Great, now all the undernourished kids with poor parents are going to drink water instead and lose weight to dangerously unhealthy levels.

According to The Guardian (same source as this article), the number of children in food poverty in the UK is 4 million. 15% of UK households went hungry in January. Now, soda isn’t the smartest source of calories in a kid’s diet. It’s expensive and low in other nutrients. But kids aren’t always smart. A poor kid thinks “I’m hungry, I have a few pounds, there’s a vending machine, problem solved”. If the soda is too expensive, that doesn’t mean the kid is going to go to Aldi, buy some potatoes, and roast them for a cheap and nutritious meal. They’re a kid! It means they’ll pay more or go without. Which means you’re making the poverty and malnutrition problem worse.

First of all, the tax is 18-24p per litre. No one is denying their children sodas because they can’t afford to pay that.

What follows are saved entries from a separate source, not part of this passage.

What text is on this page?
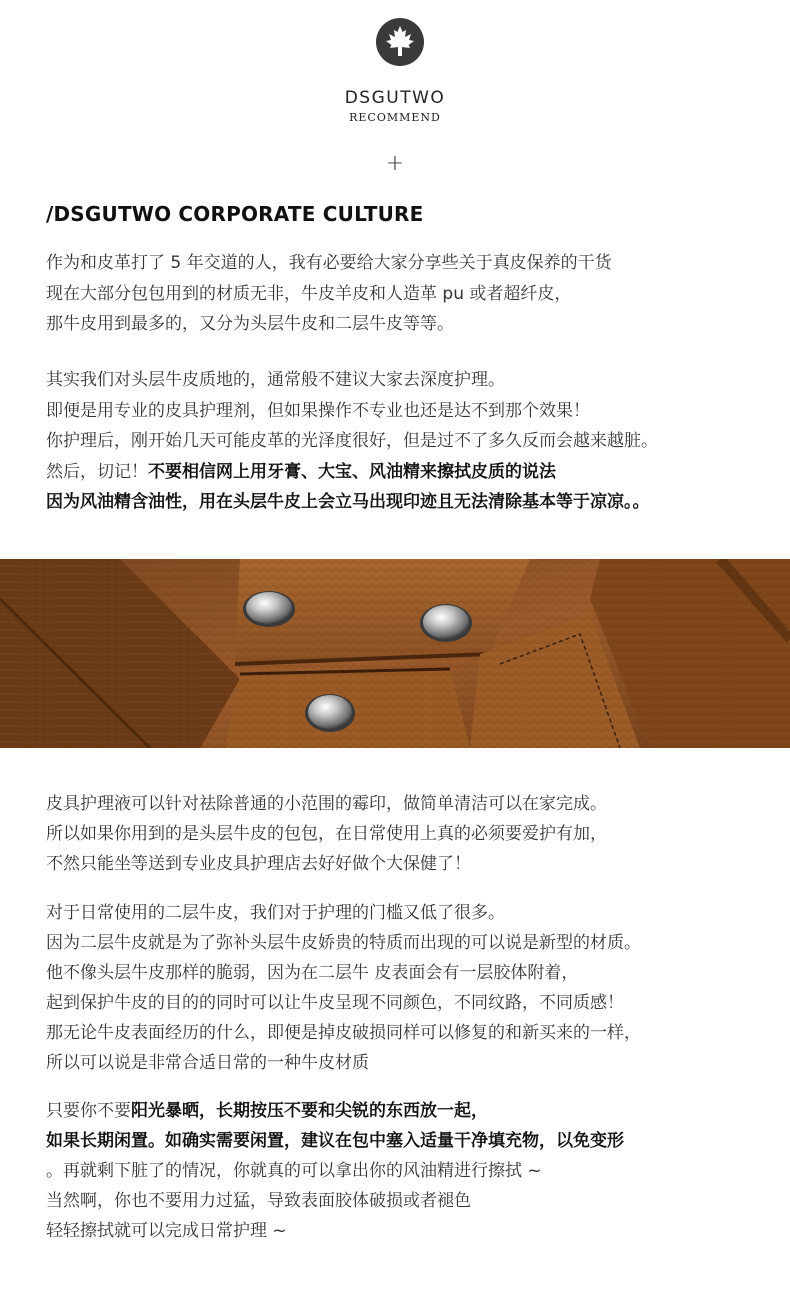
DSGUTWO
RECOMMEND
+
/DSGUTWO CORPORATE CULTURE
作为和皮革打了 5 年交道的人，我有必要给大家分享些关于真皮保养的干货
现在大部分包包用到的材质无非，牛皮羊皮和人造革 pu 或者超纤皮，
那牛皮用到最多的，又分为头层牛皮和二层牛皮等等。
其实我们对头层牛皮质地的，通常般不建议大家去深度护理。
即便是用专业的皮具护理剂，但如果操作不专业也还是达不到那个效果！
你护理后，刚开始几天可能皮革的光泽度很好，但是过不了多久反而会越来越脏。
然后，切记！不要相信网上用牙膏、大宝、风油精来擦拭皮质的说法
因为风油精含油性，用在头层牛皮上会立马出现印迹且无法清除基本等于凉凉。。
皮具护理液可以针对祛除普通的小范围的霉印，做简单清洁可以在家完成。
所以如果你用到的是头层牛皮的包包，在日常使用上真的必须要爱护有加，
不然只能坐等送到专业皮具护理店去好好做个大保健了！
对于日常使用的二层牛皮，我们对于护理的门槛又低了很多。
因为二层牛皮就是为了弥补头层牛皮娇贵的特质而出现的可以说是新型的材质。
他不像头层牛皮那样的脆弱，因为在二层牛 皮表面会有一层胶体附着，
起到保护牛皮的目的的同时可以让牛皮呈现不同颜色，不同纹路，不同质感！
那无论牛皮表面经历的什么，即便是掉皮破损同样可以修复的和新买来的一样，
所以可以说是非常合适日常的一种牛皮材质
只要你不要阳光暴晒，长期按压不要和尖锐的东西放一起，
如果长期闲置。如确实需要闲置，建议在包中塞入适量干净填充物，以免变形
。再就剩下脏了的情况，你就真的可以拿出你的风油精进行擦拭 ~
当然啊，你也不要用力过猛，导致表面胶体破损或者褪色
轻轻擦拭就可以完成日常护理 ~
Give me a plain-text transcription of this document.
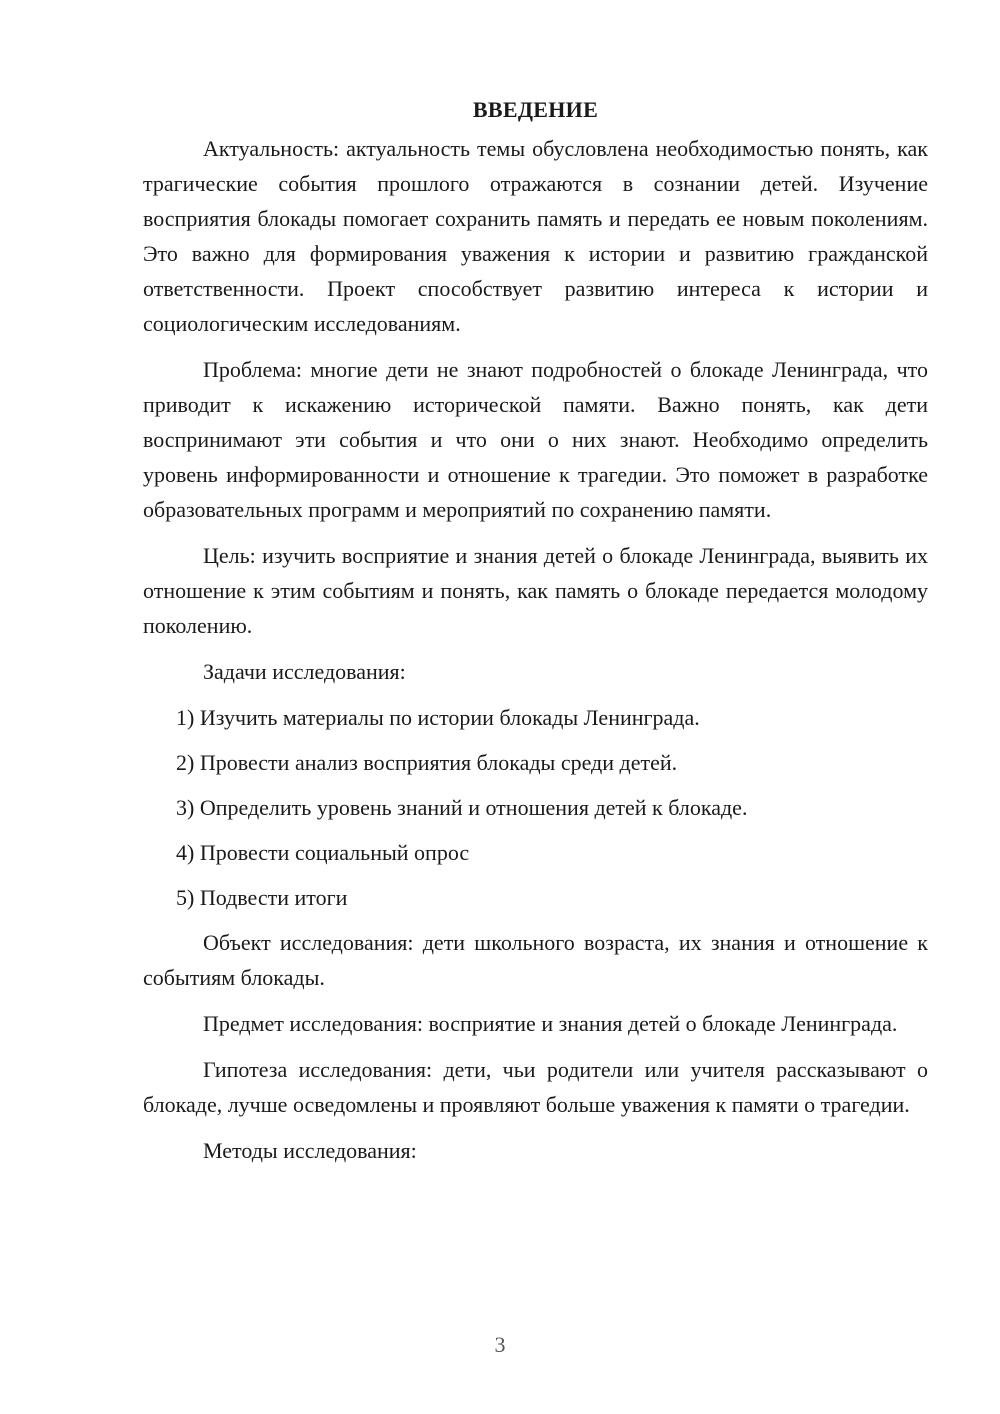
ВВЕДЕНИЕ

Актуальность: актуальность темы обусловлена необходимостью понять, как трагические события прошлого отражаются в сознании детей. Изучение восприятия блокады помогает сохранить память и передать ее новым поколениям. Это важно для формирования уважения к истории и развитию гражданской ответственности. Проект способствует развитию интереса к истории и социологическим исследованиям.

Проблема: многие дети не знают подробностей о блокаде Ленинграда, что приводит к искажению исторической памяти. Важно понять, как дети воспринимают эти события и что они о них знают. Необходимо определить уровень информированности и отношение к трагедии. Это поможет в разработке образовательных программ и мероприятий по сохранению памяти.

Цель: изучить восприятие и знания детей о блокаде Ленинграда, выявить их отношение к этим событиям и понять, как память о блокаде передается молодому поколению.

Задачи исследования:

1) Изучить материалы по истории блокады Ленинграда.
2) Провести анализ восприятия блокады среди детей.
3) Определить уровень знаний и отношения детей к блокаде.
4) Провести социальный опрос
5) Подвести итоги

Объект исследования: дети школьного возраста, их знания и отношение к событиям блокады.

Предмет исследования: восприятие и знания детей о блокаде Ленинграда.

Гипотеза исследования: дети, чьи родители или учителя рассказывают о блокаде, лучше осведомлены и проявляют больше уважения к памяти о трагедии.

Методы исследования:

3
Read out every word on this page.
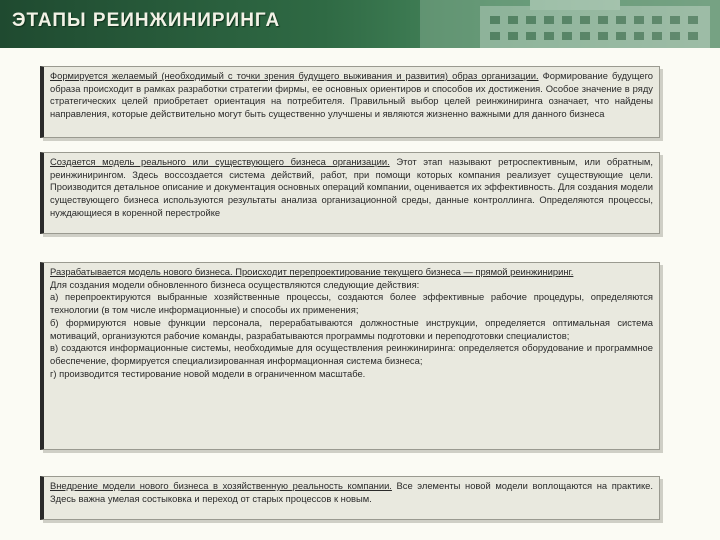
ЭТАПЫ РЕИНЖИНИРИНГА

Формируется желаемый (необходимый с точки зрения будущего выживания и развития) образ организации. Формирование будущего образа происходит в рамках разработки стратегии фирмы, ее основных ориентиров и способов их достижения. Особое значение в ряду стратегических целей приобретает ориентация на потребителя. Правильный выбор целей реинжиниринга означает, что найдены направления, которые действительно могут быть существенно улучшены и являются жизненно важными для данного бизнеса

Создается модель реального или существующего бизнеса организации. Этот этап называют ретроспективным, или обратным, реинжинирингом. Здесь воссоздается система действий, работ, при помощи которых компания реализует существующие цели. Производится детальное описание и документация основных операций компании, оценивается их эффективность. Для создания модели существующего бизнеса используются результаты анализа организационной среды, данные контроллинга. Определяются процессы, нуждающиеся в коренной перестройке

Разрабатывается модель нового бизнеса. Происходит перепроектирование текущего бизнеса — прямой реинжиниринг.
Для создания модели обновленного бизнеса осуществляются следующие действия:
а) перепроектируются выбранные хозяйственные процессы, создаются более эффективные рабочие процедуры, определяются технологии (в том числе информационные) и способы их применения;
б) формируются новые функции персонала, перерабатываются должностные инструкции, определяется оптимальная система мотиваций, организуются рабочие команды, разрабатываются программы подготовки и переподготовки специалистов;
в) создаются информационные системы, необходимые для осуществления реинжиниринга: определяется оборудование и программное обеспечение, формируется специализированная информационная система бизнеса;
г) производится тестирование новой модели в ограниченном масштабе.

Внедрение модели нового бизнеса в хозяйственную реальность компании. Все элементы новой модели воплощаются на практике. Здесь важна умелая состыковка и переход от старых процессов к новым.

Secondly, there are a vast number of exceptions. These kids could be getting the sugar you seem to think is necessary for their lives from juice or powdered drinks, which can be just as sugary, if not more so, than sodas. And the latter are usually cheaper.

gov.uk/…/check-if-your-drink-is-liable-for-the-so…

Check if your drink is liable for the Soft Drinks Industry Levy

Find out which drinks are liable for the Soft Drinks Industry Levy, and how much you may need to pay.

GOV.UK

Holy shit. Parents should be really embarrassed about this. It wasn’t Timmy buying deadly sugar solution because it was the cheapest thing that’s not water.

That’s the only logical conclusion from the correlation with tax, right?

The other conclusion could also be, that Timmies parents just do not have enough money anymore to spend this on a daily basis on that sugar bombs. Lack of money and lack of education often going hand in hand.

It is heartbreaking to see that some parents should never had become children. If they endanger their kids BC/ they are not able to distinguish between information and advertising on that level. I think we’re doomed as a society for exactly that reason. These are exactly the people voting for brexit, Trump or Nazi scumbags in Europe.